I'd like to store strings also in a more queryable slug-like format to the database, forcing it to lowercase, replacing the accented letters with their latin counterparts (ä -> a, ö -> o, ç -> c etc.) and replacing other special characters with e.g. dashes. Is there a standard for these kind of format? What would be preferable means to achieve it in Java?

hleinone
  • 4,470
  • 4
  • 35
  • 49
  • I would look at this post: http://stackoverflow.com/questions/249087/how-do-i-remove-diacritics-accents-from-a-string-in-net – MikeKusold May 09 '11 at 13:46

2 Answers2

0

The database can do this for you through collations. Collations specify which characters in a specific character set can be considered equivalent with each other when compared.

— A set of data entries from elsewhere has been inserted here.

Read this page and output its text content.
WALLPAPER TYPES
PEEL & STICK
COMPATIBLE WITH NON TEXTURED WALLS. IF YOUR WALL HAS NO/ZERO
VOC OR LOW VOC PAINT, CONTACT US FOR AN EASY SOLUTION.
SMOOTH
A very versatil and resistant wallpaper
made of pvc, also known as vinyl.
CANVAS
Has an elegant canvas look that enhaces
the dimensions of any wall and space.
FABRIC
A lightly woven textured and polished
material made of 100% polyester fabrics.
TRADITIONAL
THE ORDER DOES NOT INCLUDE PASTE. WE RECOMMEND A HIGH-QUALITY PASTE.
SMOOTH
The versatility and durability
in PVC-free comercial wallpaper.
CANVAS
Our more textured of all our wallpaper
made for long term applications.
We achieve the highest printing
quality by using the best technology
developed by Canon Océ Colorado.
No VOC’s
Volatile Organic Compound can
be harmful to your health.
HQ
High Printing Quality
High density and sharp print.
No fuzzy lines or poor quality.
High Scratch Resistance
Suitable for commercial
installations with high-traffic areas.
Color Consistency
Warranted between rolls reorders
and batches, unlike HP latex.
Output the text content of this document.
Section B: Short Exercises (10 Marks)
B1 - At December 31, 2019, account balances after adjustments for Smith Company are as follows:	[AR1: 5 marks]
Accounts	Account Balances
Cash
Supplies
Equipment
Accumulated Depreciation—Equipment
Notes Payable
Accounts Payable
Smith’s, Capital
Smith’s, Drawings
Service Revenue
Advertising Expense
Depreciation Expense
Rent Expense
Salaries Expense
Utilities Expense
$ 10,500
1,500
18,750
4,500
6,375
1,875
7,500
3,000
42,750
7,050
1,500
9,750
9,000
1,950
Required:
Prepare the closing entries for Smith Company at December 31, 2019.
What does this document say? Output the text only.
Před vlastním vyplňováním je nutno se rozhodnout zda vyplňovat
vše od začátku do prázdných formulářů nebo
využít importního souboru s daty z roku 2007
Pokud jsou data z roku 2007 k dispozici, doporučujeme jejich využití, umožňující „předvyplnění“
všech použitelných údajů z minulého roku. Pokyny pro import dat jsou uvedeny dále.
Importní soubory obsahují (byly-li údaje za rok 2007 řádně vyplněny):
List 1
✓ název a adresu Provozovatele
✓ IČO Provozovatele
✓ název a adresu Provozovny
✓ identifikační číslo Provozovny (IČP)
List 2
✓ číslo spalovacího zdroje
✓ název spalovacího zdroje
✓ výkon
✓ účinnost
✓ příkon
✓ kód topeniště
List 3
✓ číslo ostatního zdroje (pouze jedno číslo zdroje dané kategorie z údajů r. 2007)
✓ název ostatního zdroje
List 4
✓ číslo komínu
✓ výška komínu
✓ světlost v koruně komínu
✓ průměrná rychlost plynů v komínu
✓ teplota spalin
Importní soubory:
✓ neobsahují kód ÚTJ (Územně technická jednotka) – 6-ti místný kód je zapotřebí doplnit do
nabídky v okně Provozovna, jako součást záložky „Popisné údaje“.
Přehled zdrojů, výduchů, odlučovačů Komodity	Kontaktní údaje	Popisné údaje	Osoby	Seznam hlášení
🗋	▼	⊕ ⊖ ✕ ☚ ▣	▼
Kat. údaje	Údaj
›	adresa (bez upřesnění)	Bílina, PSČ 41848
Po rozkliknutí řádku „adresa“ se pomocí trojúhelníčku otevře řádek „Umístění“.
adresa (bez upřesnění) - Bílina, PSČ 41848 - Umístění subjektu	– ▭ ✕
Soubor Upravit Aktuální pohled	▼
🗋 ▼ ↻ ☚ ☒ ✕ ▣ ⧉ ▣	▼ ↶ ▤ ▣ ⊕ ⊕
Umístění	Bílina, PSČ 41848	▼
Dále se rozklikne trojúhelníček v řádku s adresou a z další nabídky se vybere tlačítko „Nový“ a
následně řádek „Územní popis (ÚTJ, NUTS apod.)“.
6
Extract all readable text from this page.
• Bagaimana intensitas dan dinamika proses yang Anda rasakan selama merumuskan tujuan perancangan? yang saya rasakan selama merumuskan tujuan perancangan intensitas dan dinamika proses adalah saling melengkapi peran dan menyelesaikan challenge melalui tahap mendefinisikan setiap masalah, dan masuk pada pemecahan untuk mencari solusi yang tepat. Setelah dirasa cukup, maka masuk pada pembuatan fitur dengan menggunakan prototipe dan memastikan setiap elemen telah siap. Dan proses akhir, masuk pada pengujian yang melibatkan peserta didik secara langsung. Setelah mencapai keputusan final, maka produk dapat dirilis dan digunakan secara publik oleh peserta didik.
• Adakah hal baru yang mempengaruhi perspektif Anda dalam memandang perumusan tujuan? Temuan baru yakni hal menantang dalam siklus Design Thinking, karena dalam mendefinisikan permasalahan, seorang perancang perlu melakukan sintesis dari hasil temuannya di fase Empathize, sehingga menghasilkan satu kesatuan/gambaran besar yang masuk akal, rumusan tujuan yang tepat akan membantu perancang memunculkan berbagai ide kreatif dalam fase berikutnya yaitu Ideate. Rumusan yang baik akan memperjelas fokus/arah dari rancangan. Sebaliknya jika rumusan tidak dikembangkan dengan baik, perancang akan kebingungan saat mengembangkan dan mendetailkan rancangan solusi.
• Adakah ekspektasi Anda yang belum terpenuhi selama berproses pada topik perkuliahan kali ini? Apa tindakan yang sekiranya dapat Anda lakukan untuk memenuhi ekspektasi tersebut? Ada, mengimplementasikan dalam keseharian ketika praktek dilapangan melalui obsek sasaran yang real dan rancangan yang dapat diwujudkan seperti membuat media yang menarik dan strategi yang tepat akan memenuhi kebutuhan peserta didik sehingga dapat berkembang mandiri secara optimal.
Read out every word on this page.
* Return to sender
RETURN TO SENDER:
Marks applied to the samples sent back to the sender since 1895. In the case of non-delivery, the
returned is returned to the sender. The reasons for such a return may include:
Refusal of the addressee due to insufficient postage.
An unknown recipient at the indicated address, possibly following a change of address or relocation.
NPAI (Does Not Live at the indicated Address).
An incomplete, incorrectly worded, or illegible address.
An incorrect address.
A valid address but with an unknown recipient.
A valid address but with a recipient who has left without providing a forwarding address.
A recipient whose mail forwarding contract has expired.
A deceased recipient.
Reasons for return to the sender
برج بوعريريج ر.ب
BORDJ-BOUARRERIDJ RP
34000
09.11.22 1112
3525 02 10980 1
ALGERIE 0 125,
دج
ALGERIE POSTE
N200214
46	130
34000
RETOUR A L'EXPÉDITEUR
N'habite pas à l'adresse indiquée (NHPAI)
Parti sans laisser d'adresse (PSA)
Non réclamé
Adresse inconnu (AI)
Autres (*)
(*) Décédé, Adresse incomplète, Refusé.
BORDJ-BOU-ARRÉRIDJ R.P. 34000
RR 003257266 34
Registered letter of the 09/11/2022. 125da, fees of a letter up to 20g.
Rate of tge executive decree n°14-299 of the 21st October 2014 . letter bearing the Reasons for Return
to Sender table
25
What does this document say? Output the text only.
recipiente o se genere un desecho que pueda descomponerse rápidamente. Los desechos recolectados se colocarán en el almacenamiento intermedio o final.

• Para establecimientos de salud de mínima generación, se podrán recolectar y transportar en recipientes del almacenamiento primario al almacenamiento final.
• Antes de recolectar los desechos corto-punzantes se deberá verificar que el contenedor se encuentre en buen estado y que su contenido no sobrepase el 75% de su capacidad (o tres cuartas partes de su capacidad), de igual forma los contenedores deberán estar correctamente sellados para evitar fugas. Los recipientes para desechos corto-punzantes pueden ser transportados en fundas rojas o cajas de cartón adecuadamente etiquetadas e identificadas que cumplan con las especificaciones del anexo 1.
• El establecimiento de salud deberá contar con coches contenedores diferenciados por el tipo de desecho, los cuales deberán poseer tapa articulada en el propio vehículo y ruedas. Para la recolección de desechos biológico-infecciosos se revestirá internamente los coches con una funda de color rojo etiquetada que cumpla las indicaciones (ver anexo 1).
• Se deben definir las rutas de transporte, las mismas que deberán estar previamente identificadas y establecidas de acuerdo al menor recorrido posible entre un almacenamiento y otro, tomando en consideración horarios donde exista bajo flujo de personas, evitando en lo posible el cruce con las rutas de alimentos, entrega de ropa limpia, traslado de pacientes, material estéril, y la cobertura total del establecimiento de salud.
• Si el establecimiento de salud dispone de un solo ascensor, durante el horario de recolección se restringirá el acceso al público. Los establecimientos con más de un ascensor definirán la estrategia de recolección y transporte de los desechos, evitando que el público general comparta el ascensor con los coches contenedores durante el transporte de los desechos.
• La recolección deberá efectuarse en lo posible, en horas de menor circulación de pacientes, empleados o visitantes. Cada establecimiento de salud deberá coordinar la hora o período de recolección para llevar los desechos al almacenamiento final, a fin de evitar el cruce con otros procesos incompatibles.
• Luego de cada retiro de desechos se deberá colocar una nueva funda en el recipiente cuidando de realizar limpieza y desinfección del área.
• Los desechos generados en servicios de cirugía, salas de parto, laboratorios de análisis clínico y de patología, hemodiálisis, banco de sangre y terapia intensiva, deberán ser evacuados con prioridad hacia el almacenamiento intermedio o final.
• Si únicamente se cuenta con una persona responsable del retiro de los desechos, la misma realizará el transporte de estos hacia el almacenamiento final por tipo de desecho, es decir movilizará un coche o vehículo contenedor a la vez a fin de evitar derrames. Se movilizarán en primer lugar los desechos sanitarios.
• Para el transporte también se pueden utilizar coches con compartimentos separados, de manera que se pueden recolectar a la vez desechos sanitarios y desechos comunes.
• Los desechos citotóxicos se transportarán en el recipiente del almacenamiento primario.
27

Have a look at this for visual example of a collation:

http://www.collation-charts.org/mysql60/mysql604.utf8_general_ci.european.html

Here's a good description of how collations work from the MySQL manual:

http://dev.mysql.com/doc/refman/5.0/en/charset-syntax.html

Eric
  • 2,268
  • 2
  • 16
  • 24
  • I'm looking for a database provider ignorant solution as my backend most probably won't support that. – hleinone May 09 '11 at 14:23
  • You might try this library: [link](http://site.icu-project.org/#TOC-Why-ICU4J-). It allows you to work with character set collations in Java but not sure if it meets your particular use case. – Eric May 09 '11 at 14:39
  • The Java [`Normalizer`](http://download.oracle.com/javase/6/docs/api/java/text/Normalizer.html) seems to group them similarly as those MySQL links you provided, still it'll leave some characters like ð,ø and æ as is. I'd like to end up with just a-z and dashes. – hleinone May 09 '11 at 20:28
0

This is the solution that I've found working best so far:

return Normalizer
    .normalize(src.trim().toLowerCase(Locale.ENGLISH),
        Normalizer.Form.NFD)
    .replaceAll("\\p{InCombiningDiacriticalMarks}+", "")
    .replaceAll("[^\\p{ASCII}]+", "-")
    .replaceAll("[^a-z0-9]+", "-").replaceAll("(^-|-$)+", "");

This converts: ¿Qué? to que, Cool!!!!1 to cool-1 and åæø to a.

hleinone
  • 4,470
  • 4
  • 35
  • 49